Though it has been misused by the vengeful and ruthless and the vigilante, it is the basis of any good system of law.
(iii) The point of the /lex talionis/ or “*an eye for an eye*” was to make the punishment fit the crime.
In other words, we don’t give someone the death penalty for stealing a Snickers, nor should we give a slap on the wrist to rapists and murderers.
Any society, any government must be fair.
We must develop a reasonable way to punish those who break the law.
c) Here is the key:
(i) The /lex talionis /was designed for government—for those in authority.
In Exodus, for example, these laws were specific instructions for judges (21:22)!
Judges, who were given the task of deciding how to punish lawbreakers, were not to give excessive and harsh punishments.
In this example in Exodus 21:22-25, if two men were fighting and they strike a woman and she gives birth prematurely, but baby and mama are not “injured,” the man was simply to receive a fine—“*as the judges decide*” the text says.
But, if the mama or baby died, the men were to give “*life for life*.”
The judge could give the death sentence to one or both of the men.
The punishment was to fit the crime.
This—in theory—was to protect the citizens of the nation from being treated unjustly by her leaders.
(ii) As we continue to read these laws, we find that it wasn’t a strict system of retaliation either.
There were other concessions to be made if there was an injury.
For example, if you knocked my tooth out, it wouldn’t do either of us much good for me to knock your tooth out.
It might make me feel better, but I’d much rather have some cash so I could go down and have Angela Wilson fix me up.
So sometimes there was a fine rather than a strict “*eye for an eye and tooth for a tooth*” system.

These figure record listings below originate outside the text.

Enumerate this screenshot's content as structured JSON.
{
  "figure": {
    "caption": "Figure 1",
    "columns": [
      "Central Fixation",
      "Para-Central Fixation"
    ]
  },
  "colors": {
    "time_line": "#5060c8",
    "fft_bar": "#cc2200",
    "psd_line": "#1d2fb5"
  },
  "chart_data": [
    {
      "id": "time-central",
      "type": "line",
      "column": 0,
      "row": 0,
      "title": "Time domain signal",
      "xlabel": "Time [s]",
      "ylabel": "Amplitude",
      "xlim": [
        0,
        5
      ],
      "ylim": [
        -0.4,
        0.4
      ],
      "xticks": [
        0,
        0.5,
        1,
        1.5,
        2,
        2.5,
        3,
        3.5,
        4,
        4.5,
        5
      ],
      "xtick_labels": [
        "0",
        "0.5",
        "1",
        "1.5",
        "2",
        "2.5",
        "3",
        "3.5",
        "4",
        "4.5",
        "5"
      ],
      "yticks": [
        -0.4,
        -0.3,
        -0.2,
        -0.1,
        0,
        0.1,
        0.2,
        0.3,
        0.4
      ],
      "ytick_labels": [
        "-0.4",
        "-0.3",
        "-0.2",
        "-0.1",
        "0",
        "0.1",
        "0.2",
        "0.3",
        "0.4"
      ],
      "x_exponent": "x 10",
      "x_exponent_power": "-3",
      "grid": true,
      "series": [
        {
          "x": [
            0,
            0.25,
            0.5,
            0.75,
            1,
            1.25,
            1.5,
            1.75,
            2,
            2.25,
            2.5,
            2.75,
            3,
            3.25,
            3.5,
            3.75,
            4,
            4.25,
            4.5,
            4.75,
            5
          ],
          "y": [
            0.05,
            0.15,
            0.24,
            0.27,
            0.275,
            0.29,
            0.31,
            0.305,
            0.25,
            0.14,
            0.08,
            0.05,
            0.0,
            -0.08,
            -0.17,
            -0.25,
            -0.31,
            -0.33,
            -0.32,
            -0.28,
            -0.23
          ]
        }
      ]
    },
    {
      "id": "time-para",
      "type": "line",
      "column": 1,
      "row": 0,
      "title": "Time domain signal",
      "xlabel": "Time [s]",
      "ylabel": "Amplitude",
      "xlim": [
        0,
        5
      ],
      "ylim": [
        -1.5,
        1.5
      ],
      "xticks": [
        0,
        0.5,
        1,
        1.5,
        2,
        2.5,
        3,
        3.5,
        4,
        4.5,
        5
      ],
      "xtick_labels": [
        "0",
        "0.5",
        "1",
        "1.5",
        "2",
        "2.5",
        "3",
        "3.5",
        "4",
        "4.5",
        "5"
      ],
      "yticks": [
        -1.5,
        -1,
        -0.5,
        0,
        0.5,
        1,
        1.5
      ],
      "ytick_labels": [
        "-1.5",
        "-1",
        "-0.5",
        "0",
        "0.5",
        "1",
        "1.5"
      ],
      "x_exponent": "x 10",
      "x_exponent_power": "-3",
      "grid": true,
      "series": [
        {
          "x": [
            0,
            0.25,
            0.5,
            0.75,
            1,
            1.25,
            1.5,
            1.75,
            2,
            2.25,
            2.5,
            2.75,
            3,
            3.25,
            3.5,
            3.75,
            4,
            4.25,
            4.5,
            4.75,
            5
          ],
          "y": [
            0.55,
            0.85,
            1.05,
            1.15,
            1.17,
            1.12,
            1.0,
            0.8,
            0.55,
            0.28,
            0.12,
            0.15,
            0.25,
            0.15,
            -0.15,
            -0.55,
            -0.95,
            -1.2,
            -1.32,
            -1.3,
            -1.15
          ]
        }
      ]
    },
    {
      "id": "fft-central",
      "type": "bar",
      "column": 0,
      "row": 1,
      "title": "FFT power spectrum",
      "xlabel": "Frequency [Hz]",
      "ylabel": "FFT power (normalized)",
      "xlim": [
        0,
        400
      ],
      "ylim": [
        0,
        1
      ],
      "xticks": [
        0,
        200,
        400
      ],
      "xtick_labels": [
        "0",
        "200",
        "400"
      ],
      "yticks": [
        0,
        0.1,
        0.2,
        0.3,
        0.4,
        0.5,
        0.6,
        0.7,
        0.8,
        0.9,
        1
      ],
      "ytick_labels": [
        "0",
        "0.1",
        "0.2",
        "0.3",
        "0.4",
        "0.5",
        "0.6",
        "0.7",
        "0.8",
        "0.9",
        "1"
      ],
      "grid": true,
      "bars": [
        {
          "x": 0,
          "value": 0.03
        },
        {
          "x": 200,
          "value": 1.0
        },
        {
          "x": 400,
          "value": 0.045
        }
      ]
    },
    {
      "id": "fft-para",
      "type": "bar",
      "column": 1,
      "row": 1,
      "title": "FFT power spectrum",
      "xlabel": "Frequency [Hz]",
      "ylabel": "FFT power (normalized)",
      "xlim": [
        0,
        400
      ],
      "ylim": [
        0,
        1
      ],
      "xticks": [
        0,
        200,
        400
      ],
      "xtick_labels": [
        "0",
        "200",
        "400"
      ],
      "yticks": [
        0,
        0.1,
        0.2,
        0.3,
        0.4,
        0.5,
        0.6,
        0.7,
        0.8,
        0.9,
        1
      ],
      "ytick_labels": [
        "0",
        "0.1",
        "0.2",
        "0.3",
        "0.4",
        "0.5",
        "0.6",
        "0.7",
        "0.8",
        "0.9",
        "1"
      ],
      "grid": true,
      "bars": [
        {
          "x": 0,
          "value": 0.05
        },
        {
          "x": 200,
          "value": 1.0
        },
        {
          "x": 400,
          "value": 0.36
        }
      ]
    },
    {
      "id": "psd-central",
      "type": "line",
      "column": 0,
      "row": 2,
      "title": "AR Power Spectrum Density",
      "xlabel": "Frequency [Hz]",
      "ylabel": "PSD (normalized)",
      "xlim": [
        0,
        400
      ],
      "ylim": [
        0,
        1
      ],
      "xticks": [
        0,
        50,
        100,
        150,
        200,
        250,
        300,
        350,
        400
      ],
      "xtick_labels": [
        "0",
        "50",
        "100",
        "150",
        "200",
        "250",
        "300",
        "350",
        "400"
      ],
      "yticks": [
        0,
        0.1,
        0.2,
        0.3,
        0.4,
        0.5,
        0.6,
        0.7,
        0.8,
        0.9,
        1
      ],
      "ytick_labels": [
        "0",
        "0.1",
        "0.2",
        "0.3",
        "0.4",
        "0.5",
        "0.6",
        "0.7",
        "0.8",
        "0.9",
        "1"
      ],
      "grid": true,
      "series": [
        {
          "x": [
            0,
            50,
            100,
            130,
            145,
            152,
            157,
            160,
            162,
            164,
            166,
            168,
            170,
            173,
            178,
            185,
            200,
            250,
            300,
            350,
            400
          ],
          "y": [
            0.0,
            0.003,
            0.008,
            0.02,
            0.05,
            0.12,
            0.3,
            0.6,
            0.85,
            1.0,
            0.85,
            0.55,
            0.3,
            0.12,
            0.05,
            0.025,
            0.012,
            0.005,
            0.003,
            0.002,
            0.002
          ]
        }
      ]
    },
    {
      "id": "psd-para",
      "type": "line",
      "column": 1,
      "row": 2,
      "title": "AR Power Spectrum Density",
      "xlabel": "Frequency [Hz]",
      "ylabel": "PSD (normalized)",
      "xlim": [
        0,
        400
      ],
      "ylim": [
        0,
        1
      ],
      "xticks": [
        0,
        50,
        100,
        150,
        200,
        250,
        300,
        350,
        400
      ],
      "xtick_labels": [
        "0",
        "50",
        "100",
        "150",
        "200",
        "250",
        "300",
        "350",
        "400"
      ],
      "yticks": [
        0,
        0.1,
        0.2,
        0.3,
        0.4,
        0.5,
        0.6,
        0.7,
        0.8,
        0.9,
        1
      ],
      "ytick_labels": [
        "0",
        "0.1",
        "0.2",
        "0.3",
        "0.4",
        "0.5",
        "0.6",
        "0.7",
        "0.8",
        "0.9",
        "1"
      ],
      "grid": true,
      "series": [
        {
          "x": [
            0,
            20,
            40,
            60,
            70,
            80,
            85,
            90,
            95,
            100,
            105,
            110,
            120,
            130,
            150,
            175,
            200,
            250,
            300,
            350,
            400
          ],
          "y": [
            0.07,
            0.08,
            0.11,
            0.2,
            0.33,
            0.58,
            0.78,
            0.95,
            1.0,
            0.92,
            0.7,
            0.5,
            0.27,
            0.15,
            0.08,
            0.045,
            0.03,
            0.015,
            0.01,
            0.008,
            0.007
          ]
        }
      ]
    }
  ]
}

In fact, the very next example in Exodus 21 involves a slave.
Listen to Exodus 21:26: “*If a man strikes the eye of his male or female slave, and destroys it, he shall let him go free on account of his eye*.”
So the slave didn’t get to poke his master’s eye out, but he was given his freedom.
The principle was still the same, though: The punishment should fit the crime.
(iii) By the time Jesus preached the Sermon on the Mount, the scribes and Pharisees had taken these laws out of the court of law and began applying them to personal relationships.
“Lex Talionis” was being used for personal revenge rather than judicial restraint.
They were misusing these laws to try to justify personal revenge.
But this was never the point in the Law of Moses.
Listen to Leviticus 19:18: “*You shall not take vengeance, nor bear any grudge against the sons of your people, but you shall love your neighbor as yourself; I am the Lord*.”
Personal vengeance—getting even or striking back—was never condoned by God’s law.
It is not acceptable.
Nor is it a good idea as the Hatfields and McCoys demonstrated.
This is what Jesus was addressing.
His disciples were to rise above this system of personal revenge.
C. “*But I say*…”
1. “*Do not resist an evil person*.”
This is the main command.
The rest of this section is a list of examples—what this looks like on a practical level.
But before we look at those examples, what did Jesus mean by “*do not resist an evil person*”?
a) Jesus was speaking again in hyperbolic terms—exaggerated terms.
Jesus could not have meant “*do not *(ever) *resist an evil person*.”
If He meant “(never ever) *resist an evil person*” then take the locks off your doors.
Those locks are there to resist an evil person.
They’re there to keep evil people from coming into your home.
If He meant “(never ever) *resist an evil person*” then it’s wrong for us to defend ourselves.
It’s wrong for a society to have a police force.
It’s wrong to have people checking luggage at airports so we can keep terrorists from sneaking bombs on the plane.
b) Again, when we are attempting to interpret the Bible, we must look at the context.
We must understand the history behind the immediate context.